On Economic Development Day, the nearly four dozen students also heard from the owner/CEO of North Lime Coffee & Donuts and from web developers at 212ths; toured Awesome Inc.’s creative studio; minded their p's and q's during an etiquette luncheon; and wrapped up at Crank & Boom Craft Ice Cream with owner and operator Toa Green.
Drake and Kendra both were particularly impressed that people from many different backgrounds had come together to run a donut shop. “It was cool to hear their stories about starting from the ground up,” Kendra said, noting, “A lot of people just start with an idea and put in a lot of hard work to make it come true.”
That certainly was the case with Green, who has tried her hand in various arenas including Thai Orchid Café, which she opened with her parents several years ago. “They taught me discipline,” Green told the students. After her homemade ice cream became a hit, Green spun off with a mobile operation and then landed in the Manchester Street warehouse district.
“You should be open to opportunities. The story of Crank & Boom is all about the unexpected,” Green said as students sampled the menu options. “Assess your worst-case scenario, and if you’re OK with that, you should go for it!”
Did you know?
The diverse students in LLYP meet one Wednesday a month and stay in touch through their mentors on the program’s steering committee. Also on this year’s schedule were Ambassadors for Change Day in October, Government & Public Safety Day in November, and Arts & Media Day in December. Still to come are Health & Human Services Day on Feb. 1 and Higher Education & Career Day on March 1. The program’s graduation luncheon is slated for April 12.
The Class of 2016-17 has 45 outstanding students, including 33 from Fayette County Public Schools.

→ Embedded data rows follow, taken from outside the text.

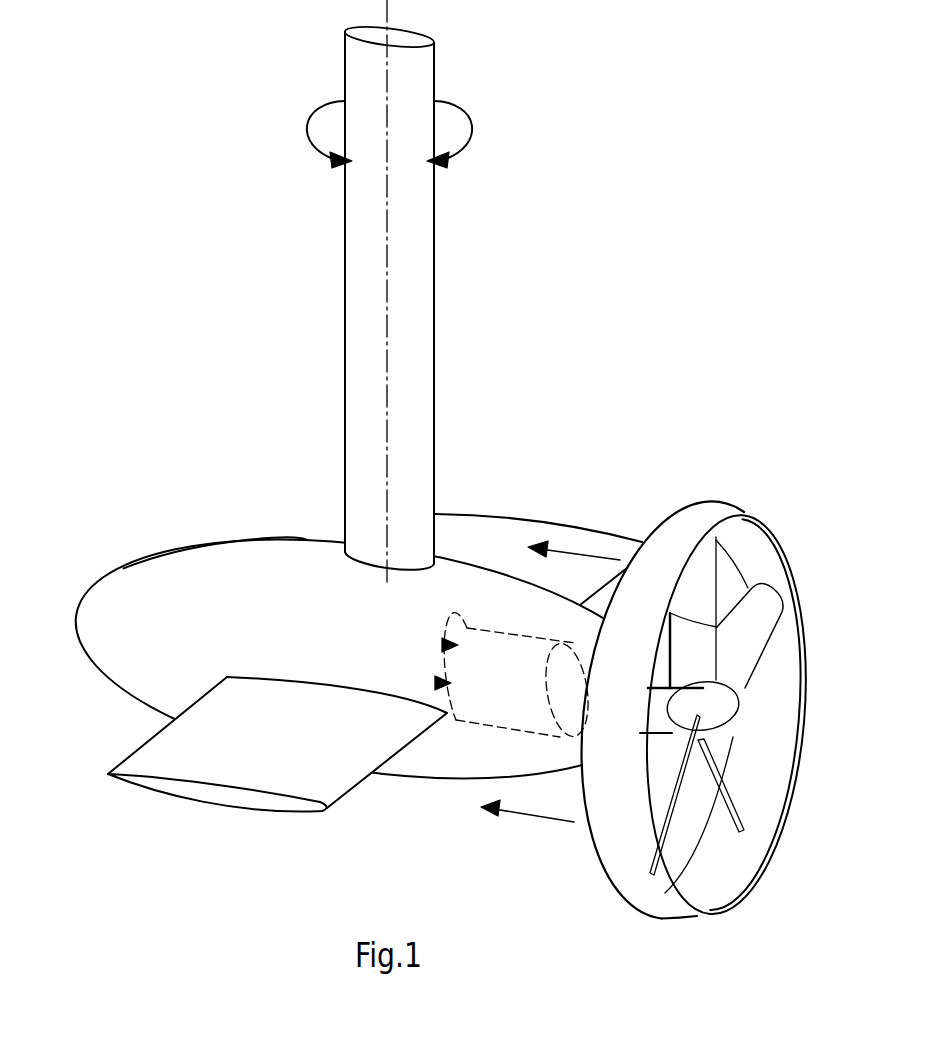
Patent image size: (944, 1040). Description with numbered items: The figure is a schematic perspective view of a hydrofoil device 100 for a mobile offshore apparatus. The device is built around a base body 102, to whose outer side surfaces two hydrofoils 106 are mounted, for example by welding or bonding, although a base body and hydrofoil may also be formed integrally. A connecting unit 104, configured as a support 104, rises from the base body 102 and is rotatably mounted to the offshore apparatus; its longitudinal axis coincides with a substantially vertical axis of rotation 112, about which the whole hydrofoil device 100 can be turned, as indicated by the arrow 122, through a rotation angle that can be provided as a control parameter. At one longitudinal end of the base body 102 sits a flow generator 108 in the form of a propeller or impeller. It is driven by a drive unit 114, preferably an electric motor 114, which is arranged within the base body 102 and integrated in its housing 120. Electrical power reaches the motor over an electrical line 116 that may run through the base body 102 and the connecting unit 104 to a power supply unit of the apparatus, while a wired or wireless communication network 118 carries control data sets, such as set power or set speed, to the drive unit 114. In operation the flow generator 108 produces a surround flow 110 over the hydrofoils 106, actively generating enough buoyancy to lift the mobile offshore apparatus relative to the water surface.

The hydrofoil device 100 is at (119, 413).
The base body 102 is at (146, 657).
The connecting unit 104 is at (420, 335).
The hydrofoil 106 is at (328, 775).
The flow generator 108 is at (770, 740).
The surround flow 110 is at (590, 530).
The axis of rotation 112 is at (389, 247).
The drive unit 114 is at (526, 695).
The electrical line 116 is at (410, 639).
The communication network 118 is at (403, 678).
The housing 120 is at (213, 540).
The arrow 122 is at (477, 123).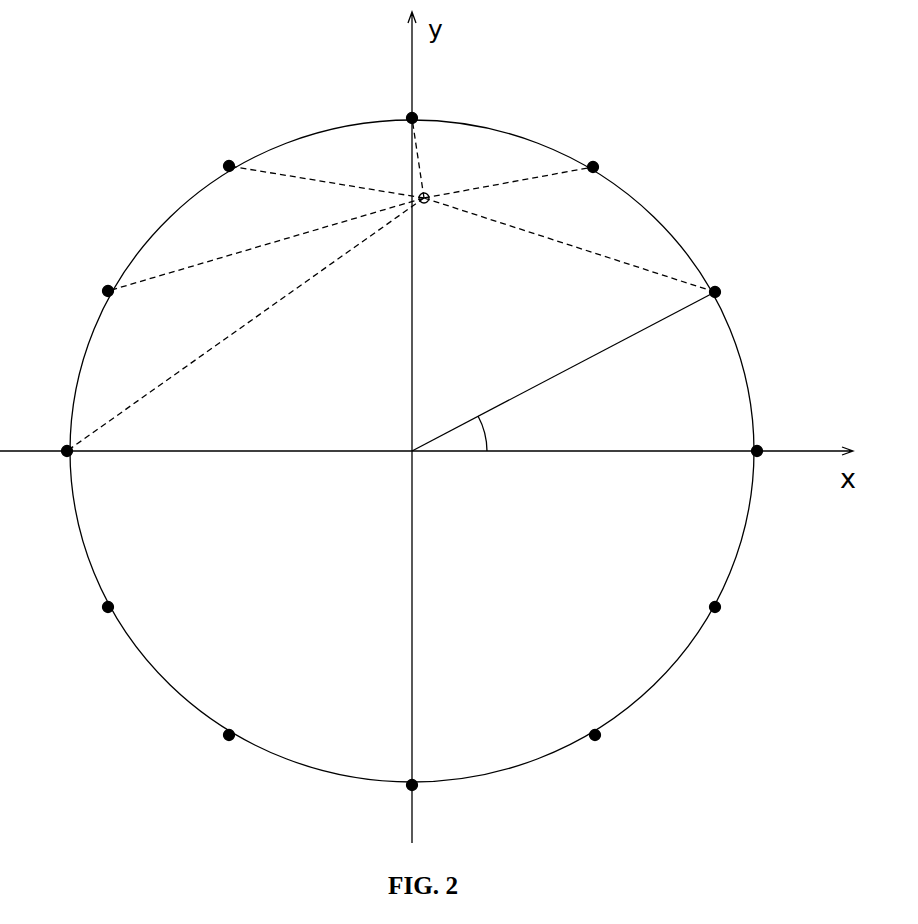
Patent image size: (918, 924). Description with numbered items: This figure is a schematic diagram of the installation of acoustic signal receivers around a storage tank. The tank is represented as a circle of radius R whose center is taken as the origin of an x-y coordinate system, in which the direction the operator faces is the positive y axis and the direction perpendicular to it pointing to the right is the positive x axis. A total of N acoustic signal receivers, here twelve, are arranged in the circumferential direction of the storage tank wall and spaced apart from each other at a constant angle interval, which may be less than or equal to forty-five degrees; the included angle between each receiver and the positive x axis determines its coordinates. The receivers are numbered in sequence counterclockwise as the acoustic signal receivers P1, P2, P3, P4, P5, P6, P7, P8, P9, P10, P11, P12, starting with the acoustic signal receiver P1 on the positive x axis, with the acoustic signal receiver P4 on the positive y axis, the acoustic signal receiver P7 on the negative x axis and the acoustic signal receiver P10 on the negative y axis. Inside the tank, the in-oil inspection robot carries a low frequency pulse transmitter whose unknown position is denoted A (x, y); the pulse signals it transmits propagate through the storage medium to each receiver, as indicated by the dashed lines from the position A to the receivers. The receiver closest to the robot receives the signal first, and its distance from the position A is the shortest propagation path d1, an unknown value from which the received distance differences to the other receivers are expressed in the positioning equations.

The acoustic signal receiver P1 is at (779, 470).
The acoustic signal receiver P2 is at (729, 275).
The acoustic signal receiver P3 is at (621, 166).
The acoustic signal receiver P4 is at (428, 97).
The acoustic signal receiver P5 is at (202, 151).
The acoustic signal receiver P6 is at (88, 277).
The acoustic signal receiver P7 is at (47, 432).
The acoustic signal receiver P8 is at (82, 602).
The acoustic signal receiver P9 is at (209, 750).
The acoustic signal receiver P10 is at (388, 806).
The acoustic signal receiver P11 is at (616, 757).
The acoustic signal receiver P12 is at (748, 607).
The acoustic signal transmitting position A is at (543, 288).
The shortest propagation path d1 is at (440, 146).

- Bryan Station High School: Sidney Bibbs, Simone Bibbs, Karishma Srinivasan, and Drake Witt;
- Carter G. Woodson Academy: Zion Walker;
- Henry Clay High School: Shelby Amato, Ella Franklin, Nick Joseph, Charlotte Kessinger, Ellie Phillips, Kassidy Stumbo, Colton Warner, and Alex Welch;
- Lafayette High School: Kasey Fields, Chris Giuliani, John Giuliani, Sarah Gleeson, Abby Holthaus, and Erin Remley;
- Paul Laurence Dunbar High School: Emma Draper, Akhil Kesaraju, Rohith Kesaraju, David Ma, Flor Mucino, and Julia Radhakrishnan;
- STEAM Academy: Claire Page;
- Tates Creek High School: Caroline Dunson, Ellen Harrington, Sarah Hornback, Hannah Isa, Eliana Shapere, Lauren Skidmore, and Kendra Thomas.